In Python today, I expect most people would do it as

    t = func(arg)
    t + 2*t + t*t  # or t*(3+t)

because they also know that multiplying t by itself once is usually
faster than squaring ;-)  And they wouldn't _want_ all the redundant
typing in

     func(arg) + func(arg)*2 + func(arg)**2

anyway.

So I'm not saying "good" or "bad", but that it needs a more compelling use case.

> Good idea, but you want the assignment operator regardless?

I'd probably write the example the way "I expect most people would do
it" above even if we do get assignment expressions.

> I don't have a suggestion for syntax yet, so I'm going to make up syntax
> which is *clearly and obviously rubbish*, a mere placeholder, so don't
> bother telling me all the myriad ways it sucks. I know it sucks, that's
> deliberate. Please focus on the *concept*, not the syntax.
>
> We would need to flag which expression can be cached because it is PURE,
> and tag how far the CACHE operates over:
>
>     <BEGIN CACHE>
>         <PURE>
>             func(arg)
>         <END PURE>
>         + func(arg)*2 + func(arg)**2
>     <END CACHE>

That syntax is clearly and obviously rubbish!  It sucks.  You're welcome ;-)

> This would tell the compiler to only evaluate the sub-expression
> "func(arg)" once, cache the result, and re-use it each other time it
> sees that same sub-expression within the surrounding expression.
>
> To be clear: it doesn't matter whether or not the sub-expression
> actually is pure. And it doesn't have to be a function call: it could be
> anything legal in an expression.
>
> If we had this, with appropriately awesome syntax, would that negate the
> usefulness of assignment expresions in your mind?

The use cases I envision for that have no intersection with use cases
I have for assignment expressions, so, no.

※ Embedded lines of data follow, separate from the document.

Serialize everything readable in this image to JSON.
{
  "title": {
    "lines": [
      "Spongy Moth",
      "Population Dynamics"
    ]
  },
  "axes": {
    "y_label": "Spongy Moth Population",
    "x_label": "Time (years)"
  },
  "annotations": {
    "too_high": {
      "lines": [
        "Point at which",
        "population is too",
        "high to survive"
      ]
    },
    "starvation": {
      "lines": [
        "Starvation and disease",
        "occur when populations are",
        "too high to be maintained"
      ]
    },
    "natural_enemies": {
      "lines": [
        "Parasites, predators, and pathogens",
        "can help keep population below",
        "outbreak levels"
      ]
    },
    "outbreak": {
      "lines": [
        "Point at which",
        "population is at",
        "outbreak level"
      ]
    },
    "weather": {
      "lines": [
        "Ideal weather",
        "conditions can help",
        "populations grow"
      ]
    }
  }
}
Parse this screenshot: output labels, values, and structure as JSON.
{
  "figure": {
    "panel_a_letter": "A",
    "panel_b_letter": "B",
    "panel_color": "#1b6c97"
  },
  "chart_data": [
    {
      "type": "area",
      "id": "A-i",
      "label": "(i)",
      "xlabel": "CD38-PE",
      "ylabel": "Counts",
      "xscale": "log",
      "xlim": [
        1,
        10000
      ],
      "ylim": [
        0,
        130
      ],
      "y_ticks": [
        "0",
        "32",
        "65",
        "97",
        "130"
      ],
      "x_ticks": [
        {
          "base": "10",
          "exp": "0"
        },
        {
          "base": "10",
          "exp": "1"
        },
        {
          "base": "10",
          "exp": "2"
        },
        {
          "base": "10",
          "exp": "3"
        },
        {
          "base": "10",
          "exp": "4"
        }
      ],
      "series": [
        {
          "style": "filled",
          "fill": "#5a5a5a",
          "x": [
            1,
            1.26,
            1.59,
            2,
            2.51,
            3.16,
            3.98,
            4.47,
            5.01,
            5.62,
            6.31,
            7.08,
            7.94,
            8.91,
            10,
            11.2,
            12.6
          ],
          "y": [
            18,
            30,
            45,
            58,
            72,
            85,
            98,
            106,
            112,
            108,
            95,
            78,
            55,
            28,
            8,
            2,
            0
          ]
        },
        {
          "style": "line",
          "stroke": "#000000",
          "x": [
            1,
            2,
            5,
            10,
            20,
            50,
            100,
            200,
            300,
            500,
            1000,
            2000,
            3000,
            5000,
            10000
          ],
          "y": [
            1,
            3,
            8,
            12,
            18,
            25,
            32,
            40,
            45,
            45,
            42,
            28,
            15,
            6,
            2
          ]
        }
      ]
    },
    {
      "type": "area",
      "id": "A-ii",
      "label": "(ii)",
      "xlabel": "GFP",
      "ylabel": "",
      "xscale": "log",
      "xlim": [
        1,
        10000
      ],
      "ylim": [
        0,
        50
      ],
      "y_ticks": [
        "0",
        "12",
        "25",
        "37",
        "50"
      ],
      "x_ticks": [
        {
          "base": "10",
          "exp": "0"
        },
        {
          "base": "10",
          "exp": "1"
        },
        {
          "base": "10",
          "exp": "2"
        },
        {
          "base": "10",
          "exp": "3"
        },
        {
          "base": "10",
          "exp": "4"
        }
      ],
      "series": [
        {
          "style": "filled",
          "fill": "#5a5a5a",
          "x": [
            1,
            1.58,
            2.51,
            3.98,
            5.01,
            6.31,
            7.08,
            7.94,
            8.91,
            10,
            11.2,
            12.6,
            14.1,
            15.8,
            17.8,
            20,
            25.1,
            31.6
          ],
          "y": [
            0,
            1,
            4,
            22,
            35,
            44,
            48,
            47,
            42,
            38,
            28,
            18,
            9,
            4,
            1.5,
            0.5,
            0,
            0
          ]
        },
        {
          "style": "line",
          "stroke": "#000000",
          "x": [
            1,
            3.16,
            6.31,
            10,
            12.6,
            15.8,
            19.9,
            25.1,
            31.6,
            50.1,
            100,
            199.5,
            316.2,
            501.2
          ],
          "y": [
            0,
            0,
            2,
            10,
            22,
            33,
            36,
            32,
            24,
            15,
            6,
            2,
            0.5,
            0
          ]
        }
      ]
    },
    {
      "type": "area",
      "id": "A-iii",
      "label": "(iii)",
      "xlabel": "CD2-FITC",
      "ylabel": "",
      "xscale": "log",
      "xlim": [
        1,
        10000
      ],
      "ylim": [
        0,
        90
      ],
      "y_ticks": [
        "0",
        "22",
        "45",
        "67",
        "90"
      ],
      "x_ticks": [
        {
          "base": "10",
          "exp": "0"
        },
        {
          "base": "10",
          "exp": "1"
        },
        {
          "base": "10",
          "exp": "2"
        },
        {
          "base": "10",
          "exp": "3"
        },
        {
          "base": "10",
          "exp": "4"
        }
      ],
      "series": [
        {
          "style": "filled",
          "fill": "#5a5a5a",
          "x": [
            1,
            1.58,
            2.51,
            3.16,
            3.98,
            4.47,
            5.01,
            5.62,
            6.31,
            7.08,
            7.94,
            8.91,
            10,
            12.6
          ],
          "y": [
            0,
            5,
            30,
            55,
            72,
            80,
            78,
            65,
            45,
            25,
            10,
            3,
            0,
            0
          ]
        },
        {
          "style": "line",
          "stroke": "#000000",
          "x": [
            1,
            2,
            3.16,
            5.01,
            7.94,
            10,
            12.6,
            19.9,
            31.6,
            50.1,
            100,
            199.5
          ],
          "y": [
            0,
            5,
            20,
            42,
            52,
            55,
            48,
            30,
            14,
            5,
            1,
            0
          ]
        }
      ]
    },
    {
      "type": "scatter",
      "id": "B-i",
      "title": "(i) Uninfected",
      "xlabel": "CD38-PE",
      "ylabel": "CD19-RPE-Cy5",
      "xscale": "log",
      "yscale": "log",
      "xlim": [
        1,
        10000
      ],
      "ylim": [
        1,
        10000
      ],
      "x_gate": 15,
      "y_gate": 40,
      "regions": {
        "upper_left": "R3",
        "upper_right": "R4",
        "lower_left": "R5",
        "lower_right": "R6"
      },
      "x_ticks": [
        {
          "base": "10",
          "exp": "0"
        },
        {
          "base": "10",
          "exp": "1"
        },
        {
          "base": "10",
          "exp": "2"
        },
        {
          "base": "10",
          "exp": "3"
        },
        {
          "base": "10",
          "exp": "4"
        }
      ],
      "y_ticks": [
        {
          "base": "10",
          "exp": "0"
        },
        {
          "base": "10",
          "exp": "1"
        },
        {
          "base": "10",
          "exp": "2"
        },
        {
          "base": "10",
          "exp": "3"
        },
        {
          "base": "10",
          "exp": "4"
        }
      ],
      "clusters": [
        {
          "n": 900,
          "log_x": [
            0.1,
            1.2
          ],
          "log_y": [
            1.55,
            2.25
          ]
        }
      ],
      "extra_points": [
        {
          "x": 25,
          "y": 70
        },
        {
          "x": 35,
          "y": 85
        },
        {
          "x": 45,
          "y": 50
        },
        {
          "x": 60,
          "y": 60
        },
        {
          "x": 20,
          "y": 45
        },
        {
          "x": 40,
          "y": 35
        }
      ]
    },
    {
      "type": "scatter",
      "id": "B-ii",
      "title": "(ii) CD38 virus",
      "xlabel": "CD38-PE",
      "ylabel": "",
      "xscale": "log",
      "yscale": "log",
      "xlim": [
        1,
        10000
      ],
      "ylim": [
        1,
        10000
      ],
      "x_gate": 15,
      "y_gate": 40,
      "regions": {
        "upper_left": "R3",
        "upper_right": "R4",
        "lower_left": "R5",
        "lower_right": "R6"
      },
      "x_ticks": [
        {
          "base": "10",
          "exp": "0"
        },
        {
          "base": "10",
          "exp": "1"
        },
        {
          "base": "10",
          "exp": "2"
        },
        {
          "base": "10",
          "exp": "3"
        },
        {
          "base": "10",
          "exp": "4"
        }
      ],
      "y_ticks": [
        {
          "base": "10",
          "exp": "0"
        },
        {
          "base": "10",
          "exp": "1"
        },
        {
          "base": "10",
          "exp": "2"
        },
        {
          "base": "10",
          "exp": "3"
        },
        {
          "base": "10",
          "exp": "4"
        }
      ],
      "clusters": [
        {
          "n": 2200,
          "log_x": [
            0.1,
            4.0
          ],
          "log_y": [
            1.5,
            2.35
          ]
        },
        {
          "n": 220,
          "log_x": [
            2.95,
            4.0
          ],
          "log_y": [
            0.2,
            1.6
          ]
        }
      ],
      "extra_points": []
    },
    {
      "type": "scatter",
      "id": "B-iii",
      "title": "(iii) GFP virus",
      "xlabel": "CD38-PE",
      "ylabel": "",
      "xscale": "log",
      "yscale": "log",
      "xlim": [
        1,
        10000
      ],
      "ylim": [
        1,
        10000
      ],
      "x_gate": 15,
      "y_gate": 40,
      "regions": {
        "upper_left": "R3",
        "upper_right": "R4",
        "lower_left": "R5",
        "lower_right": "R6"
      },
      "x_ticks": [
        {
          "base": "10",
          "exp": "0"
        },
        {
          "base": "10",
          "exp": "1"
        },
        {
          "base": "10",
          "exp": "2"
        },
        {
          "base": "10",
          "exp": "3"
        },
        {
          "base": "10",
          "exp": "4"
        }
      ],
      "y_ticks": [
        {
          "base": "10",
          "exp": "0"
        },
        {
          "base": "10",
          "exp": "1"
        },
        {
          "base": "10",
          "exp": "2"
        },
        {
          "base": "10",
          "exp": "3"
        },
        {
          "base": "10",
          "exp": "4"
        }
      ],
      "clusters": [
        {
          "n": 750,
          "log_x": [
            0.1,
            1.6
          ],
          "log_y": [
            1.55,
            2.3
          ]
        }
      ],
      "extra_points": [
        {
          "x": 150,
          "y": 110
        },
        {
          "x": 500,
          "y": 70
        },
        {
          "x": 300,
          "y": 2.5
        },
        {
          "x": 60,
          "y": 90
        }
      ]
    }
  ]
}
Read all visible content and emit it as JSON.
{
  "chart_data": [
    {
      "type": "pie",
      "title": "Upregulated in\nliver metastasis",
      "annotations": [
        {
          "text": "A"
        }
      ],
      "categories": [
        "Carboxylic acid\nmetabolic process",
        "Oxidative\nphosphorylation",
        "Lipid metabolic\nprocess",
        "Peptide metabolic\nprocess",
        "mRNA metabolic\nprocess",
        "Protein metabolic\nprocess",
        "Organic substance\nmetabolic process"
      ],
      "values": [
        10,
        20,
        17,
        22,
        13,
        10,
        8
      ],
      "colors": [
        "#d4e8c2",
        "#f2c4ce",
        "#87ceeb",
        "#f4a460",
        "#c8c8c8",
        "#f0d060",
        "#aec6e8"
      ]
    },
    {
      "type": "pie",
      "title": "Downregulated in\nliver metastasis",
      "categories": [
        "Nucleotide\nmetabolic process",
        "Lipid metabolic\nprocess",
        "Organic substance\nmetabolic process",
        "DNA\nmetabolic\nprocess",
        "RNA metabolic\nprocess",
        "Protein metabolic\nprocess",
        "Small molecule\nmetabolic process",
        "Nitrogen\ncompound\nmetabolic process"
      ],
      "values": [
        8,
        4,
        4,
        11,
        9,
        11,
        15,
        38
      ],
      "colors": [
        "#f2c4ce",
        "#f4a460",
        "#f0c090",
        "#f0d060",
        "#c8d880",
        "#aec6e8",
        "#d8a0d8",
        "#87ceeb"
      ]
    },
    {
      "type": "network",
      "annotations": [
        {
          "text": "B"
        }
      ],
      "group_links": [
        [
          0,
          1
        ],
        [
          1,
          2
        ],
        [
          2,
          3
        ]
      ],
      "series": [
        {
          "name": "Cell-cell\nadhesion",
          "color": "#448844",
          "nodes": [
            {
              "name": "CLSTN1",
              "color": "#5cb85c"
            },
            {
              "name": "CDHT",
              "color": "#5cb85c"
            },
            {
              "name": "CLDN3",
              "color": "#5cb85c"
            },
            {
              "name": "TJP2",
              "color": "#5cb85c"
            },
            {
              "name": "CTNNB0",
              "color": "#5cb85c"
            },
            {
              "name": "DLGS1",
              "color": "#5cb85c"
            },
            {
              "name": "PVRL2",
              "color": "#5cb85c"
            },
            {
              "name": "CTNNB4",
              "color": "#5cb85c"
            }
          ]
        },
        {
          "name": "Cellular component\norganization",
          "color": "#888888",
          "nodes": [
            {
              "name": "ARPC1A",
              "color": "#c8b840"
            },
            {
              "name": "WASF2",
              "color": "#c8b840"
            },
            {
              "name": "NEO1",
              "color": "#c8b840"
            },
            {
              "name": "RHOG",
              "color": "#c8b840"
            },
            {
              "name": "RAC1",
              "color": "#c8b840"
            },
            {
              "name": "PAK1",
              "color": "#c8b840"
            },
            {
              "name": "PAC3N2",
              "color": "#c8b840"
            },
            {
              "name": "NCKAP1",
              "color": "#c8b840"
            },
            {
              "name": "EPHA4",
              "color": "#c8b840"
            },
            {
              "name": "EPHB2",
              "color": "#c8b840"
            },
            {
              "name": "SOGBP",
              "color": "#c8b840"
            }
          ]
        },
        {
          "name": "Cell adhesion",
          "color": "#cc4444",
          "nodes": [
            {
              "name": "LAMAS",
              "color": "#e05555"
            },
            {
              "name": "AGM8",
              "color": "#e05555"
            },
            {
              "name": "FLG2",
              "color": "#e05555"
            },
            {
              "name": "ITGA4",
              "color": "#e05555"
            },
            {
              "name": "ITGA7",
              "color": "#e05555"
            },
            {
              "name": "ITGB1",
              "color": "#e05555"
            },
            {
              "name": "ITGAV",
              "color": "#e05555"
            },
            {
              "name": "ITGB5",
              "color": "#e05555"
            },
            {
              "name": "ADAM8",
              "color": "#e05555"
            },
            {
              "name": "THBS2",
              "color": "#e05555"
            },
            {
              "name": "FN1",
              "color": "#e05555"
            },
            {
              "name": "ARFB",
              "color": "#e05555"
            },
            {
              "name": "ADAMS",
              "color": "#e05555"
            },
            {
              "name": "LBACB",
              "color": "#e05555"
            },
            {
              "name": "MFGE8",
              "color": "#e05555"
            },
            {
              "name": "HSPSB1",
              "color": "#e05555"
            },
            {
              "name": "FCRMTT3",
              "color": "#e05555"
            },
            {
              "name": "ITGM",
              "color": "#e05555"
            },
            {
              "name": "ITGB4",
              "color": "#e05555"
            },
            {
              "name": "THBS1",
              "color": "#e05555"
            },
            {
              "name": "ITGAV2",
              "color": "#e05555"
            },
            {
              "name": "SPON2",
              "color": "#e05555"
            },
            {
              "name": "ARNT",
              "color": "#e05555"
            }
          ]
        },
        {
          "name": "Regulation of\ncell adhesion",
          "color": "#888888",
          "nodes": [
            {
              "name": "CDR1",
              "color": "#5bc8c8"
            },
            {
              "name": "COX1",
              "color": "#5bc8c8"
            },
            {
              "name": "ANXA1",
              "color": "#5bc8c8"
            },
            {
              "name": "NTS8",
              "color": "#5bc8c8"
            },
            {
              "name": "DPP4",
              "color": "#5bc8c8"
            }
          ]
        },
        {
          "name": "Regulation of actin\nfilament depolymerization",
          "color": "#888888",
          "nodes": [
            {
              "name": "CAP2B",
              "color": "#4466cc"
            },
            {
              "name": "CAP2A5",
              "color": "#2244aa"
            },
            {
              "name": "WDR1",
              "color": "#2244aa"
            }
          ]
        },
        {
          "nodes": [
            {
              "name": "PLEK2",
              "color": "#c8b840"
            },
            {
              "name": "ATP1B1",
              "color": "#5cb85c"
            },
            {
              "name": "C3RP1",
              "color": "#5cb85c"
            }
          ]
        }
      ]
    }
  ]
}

My first thought about where it might be handy probably has no
intersection with what you were thinking of either ;-)

    <BEGIN CACHE>
        <PURE>
             math.ceil
             math.floor
        <END PURE>
        def int_away_from_zero(x):
            if x >= 0:
                return math.ceil(x)
            else:
                 return math.floor(x)
    <END CACHE>

The body of `int_away_from_zero()` is the way I _want_ to write it.
But in heavily used functions it's expensive to look up "math", then
look up its "ceil" (or "floor") attribute, on every call.  So stuff
like this often abuses default arguments instead:

        def int_away_from_zero(x, mc=math.ceil, mf=math.floor):
            if x >= 0:
                return mc(x)
            else:
                 return mf(x)

As the function grows over time, the default arg abuse grows, and the
body of the function gets more obscure as more-&-more "tiny names" are
introduced to save on repeated global and module attribute lookups.

Indeed, in many cases I'd like to wrap an entire module in <BEGIN
CACHE> .... <END CACHE>,  with oodles of "module.attribute" thingies
in the <PURE> block.  _Most_ of my code gets no benefit from Python's
"extremely dynamic" treatment of module.attribute.  It would be great
if Python could do those lookups once at module import time, then
generate some kind of `LOAD_GLOBAL_FAST index` opcode to fetch the
results whenever they're used anywhere inside the module.

Which would doubtless delight all the people struggling to cut
Python's startup time - "Jeez Louise - now he wants Python to do even
_more_ at import time?!" ;-)

There are, e.g., other cases where invariant values of the form `n+1`
or `n-1` are frequently used in a long function, and - cheap as each
one is - it can actually make a time difference if they're
pre-computed outside a loop.  I'm ashamed of how many variables I have
named "np1" and "nm1" :-(

So there's some interesting stuff to ponder here!